Possible Oversight by Foundation Results in Robert Smithson’s Spiral Jetty Being Handed Over to the State of Utah

If you are the foundation in charge of overseeing an iconic piece of art by a celebrated American artist, it’s always best to make sure you jot a note in your calendar to remind you to pay the annual $250 fee for the land it’s sitting on. According to the Salt Lake Tribune, that oversight has apparently occurred with Robert Smithson‘s “earthwork masterpiece,” Spiral Jetty.
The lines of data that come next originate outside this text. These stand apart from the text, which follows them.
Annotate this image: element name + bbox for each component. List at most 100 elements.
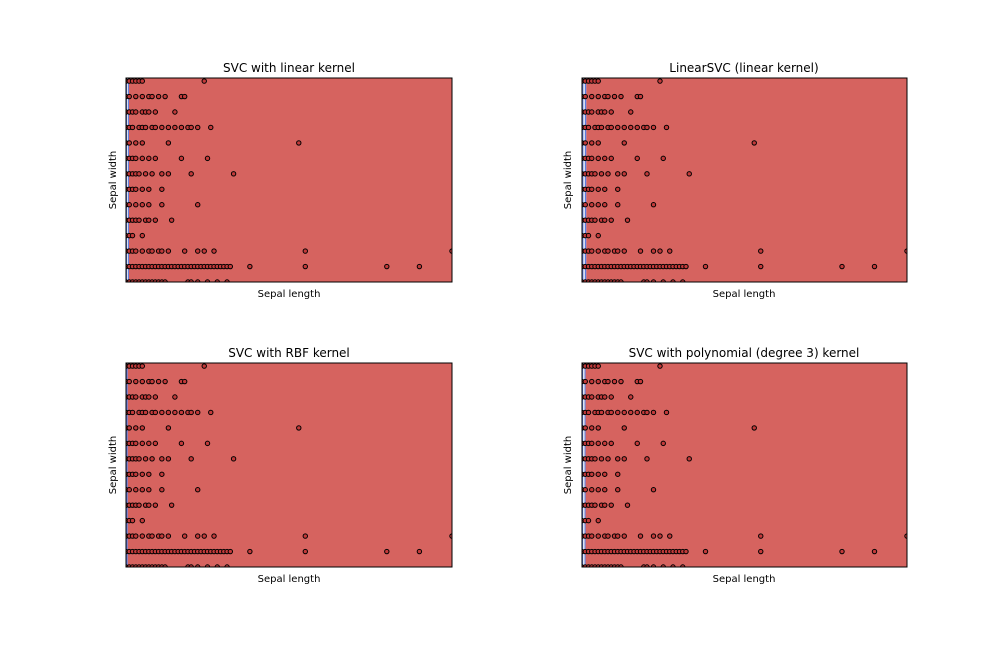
x-axis-label: Sepal length — [713, 574, 776, 585]
data-point — [208, 124, 214, 131]
data-point — [589, 471, 595, 477]
data-point — [611, 378, 618, 385]
data-point — [159, 533, 165, 539]
data-point — [686, 456, 692, 462]
data-point — [211, 533, 217, 539]
data-point — [621, 248, 627, 254]
decision-region-red — [585, 363, 907, 567]
subplot-svc-linear: SVC with linear kernel Sepal length Sepa… — [108, 61, 453, 300]
data-point — [139, 232, 146, 239]
data-point — [667, 533, 673, 539]
data-point — [302, 533, 308, 539]
data-point — [605, 171, 611, 177]
data-point — [152, 409, 159, 416]
data-point — [159, 487, 165, 493]
data-point — [129, 124, 136, 131]
data-point — [133, 248, 139, 254]
plot-area — [581, 77, 908, 283]
data-point — [142, 171, 149, 177]
data-point — [139, 363, 146, 369]
data-point — [702, 548, 709, 555]
data-point — [605, 248, 611, 254]
data-point — [663, 124, 670, 131]
data-point — [165, 533, 172, 539]
data-point — [146, 155, 152, 162]
data-point — [188, 124, 194, 131]
data-point — [152, 394, 159, 400]
data-point — [155, 93, 162, 100]
data-point — [165, 248, 172, 254]
x-axis-label: Sepal length — [258, 289, 321, 300]
data-point — [178, 409, 185, 416]
data-point — [139, 186, 146, 192]
data-point — [139, 378, 146, 385]
data-point — [686, 171, 692, 177]
data-point — [142, 456, 149, 462]
data-point — [602, 109, 608, 115]
data-point — [634, 440, 640, 447]
data-point — [146, 440, 152, 447]
data-point — [195, 487, 201, 493]
data-point — [602, 186, 608, 192]
data-point — [667, 248, 673, 254]
data-point — [136, 502, 142, 508]
data-point — [149, 93, 155, 100]
data-point — [204, 440, 211, 447]
data-point — [136, 171, 142, 177]
data-point — [582, 378, 588, 385]
axes-frame — [581, 77, 908, 283]
data-point — [139, 140, 146, 146]
data-point — [839, 548, 845, 555]
data-point — [621, 140, 627, 146]
data-point — [585, 124, 592, 131]
data-point — [201, 363, 207, 369]
data-point — [621, 456, 627, 462]
data-point — [159, 409, 165, 416]
data-point — [595, 232, 601, 239]
data-point — [637, 93, 644, 100]
y-axis-label: Sepal width — [108, 436, 119, 495]
data-point — [149, 533, 155, 539]
data-point — [188, 171, 194, 177]
data-point — [172, 409, 178, 416]
data-point — [615, 186, 621, 192]
data-point — [605, 533, 611, 539]
data-point — [644, 171, 650, 177]
data-point — [608, 394, 614, 400]
data-point — [201, 533, 207, 539]
data-point — [634, 124, 640, 131]
data-point — [592, 171, 598, 177]
data-point — [152, 124, 159, 131]
data-point — [615, 202, 621, 208]
data-point — [146, 502, 152, 508]
data-point — [195, 202, 201, 208]
data-point — [589, 202, 595, 208]
data-point — [589, 487, 595, 493]
data-point — [139, 517, 146, 524]
data-point — [126, 93, 132, 100]
data-point — [589, 155, 595, 162]
data-point — [230, 456, 237, 462]
data-point — [168, 502, 175, 508]
data-point — [650, 533, 657, 539]
data-point — [602, 502, 608, 508]
data-point — [133, 202, 139, 208]
data-point — [637, 378, 644, 385]
data-point — [172, 109, 178, 115]
subplot-title: SVC with linear kernel — [223, 61, 355, 75]
plot-area — [125, 362, 453, 568]
subplot-svc-poly: SVC with polynomial (degree 3) kernel Se… — [563, 346, 908, 585]
subplot-title: SVC with RBF kernel — [228, 346, 350, 360]
data-point — [751, 140, 757, 146]
data-point — [595, 78, 601, 84]
data-point — [657, 533, 663, 539]
data-point — [302, 248, 308, 254]
data-point — [644, 456, 650, 462]
data-point — [683, 548, 689, 555]
data-point — [608, 502, 614, 508]
data-point — [595, 440, 601, 447]
data-point — [139, 487, 146, 493]
data-point — [615, 533, 621, 539]
data-point — [139, 440, 146, 447]
data-point — [181, 248, 188, 254]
The paper reports that the New York-based Dia Foundation, which was tasked with overseeing the Utah installation by the artist’s estate, failed to pay the small annual fee for the 10 acres of submerged land it sits in. “Worse,” they report, “Dia had also failed to respond to the state’s automatically generated notice in February that its 20-year lease on the lake bed had run out.” Not having received a check or a response, Smithson’s installation went into the hands of the State of Utah last week. For their part, the Dia Foundation released a statement on their site, with director Philippe Vergne saying that they were “stunned to read” the Tribune article, apparently that being the first they’d heard of any of this. The Foundation reportedly immediately got in touch with the state and are in negotiations to smooth out the issue. “We are in close contact with the State of Utah to resolve the matter,” Vergne writes in his statement. “Maintaining Spiral Jetty in perpetuity is central to Dia’s mission and purpose, and to the history of American art.”